In this final video in the series of ‘futurist conversations’ between myself and Gerd Leonhard of The Futures Agency, we discuss the future of Nokia as a keyhole on where the mobile phone market is going.
Here are a few of the points we make in the conversation:
* Nokia did not have the foresight to take critical steps including adopting touch screens, easy-to-use software, and making their phones fully-fledged Internet-enabled computers.
* Nokia until recently dominated almost every emerging market and some developed markets, yet is completely dropping Symbian, the platform that its customers know.
* The key question is whether Nokia can successfully make the transition to Windows Phone.
* Its strength is in low-end systems, so it is a major challenge to reposition globally around a high-end platform.

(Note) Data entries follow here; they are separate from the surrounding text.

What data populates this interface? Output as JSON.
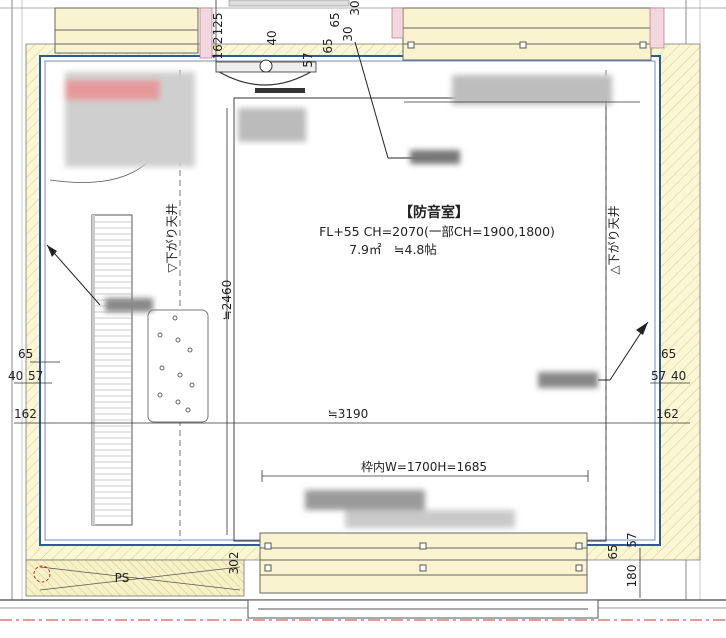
{
  "room": {
    "name": "【防音室】",
    "spec_line": "FL+55 CH=2070(一部CH=1900,1800)",
    "area_line": "7.9㎡　≒4.8帖"
  },
  "ceiling_labels": {
    "left": "▽下がり天井",
    "right": "△下がり天井"
  },
  "dimensions": {
    "top_125": "125",
    "top_162": "162",
    "top_65": "65",
    "top_30": "30",
    "top_40": "40",
    "top_57": "57",
    "top_65b": "65",
    "top_30b": "30",
    "left_65": "65",
    "left_40": "40",
    "left_57": "57",
    "left_162": "162",
    "right_65": "65",
    "right_57": "57",
    "right_40": "40",
    "right_162": "162",
    "height_2460": "≒2460",
    "width_3190": "≒3190",
    "bottom_302": "302",
    "bottom_65": "65",
    "bottom_57": "57",
    "bottom_180": "180",
    "frame": "枠内W=1700H=1685"
  },
  "ps_label": "PS"
}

* In countries such as Indonesia, India, or Nigeria Nokia has completely dominated the market.
* Over the next year or so hundreds of millions of Nokia users in developing countries will shift to feature phones. This will be a make or break for Nokia on retaining existing customers in that transition.
* Efficient Chinese phone manufacturers are enthusiastically adopting Android to create well-featured low-cost phones.
* Apple is very likely to launch a low-cost phone, given that they are now able to do that while adhering to their standards, which is a challenge, however the bigger threat to Nokia is Android.
* Nokia has reinvented itself numerous times during its history, and may be able to do it again.
* It needs to seek to disrupt existing markets rather than take market share.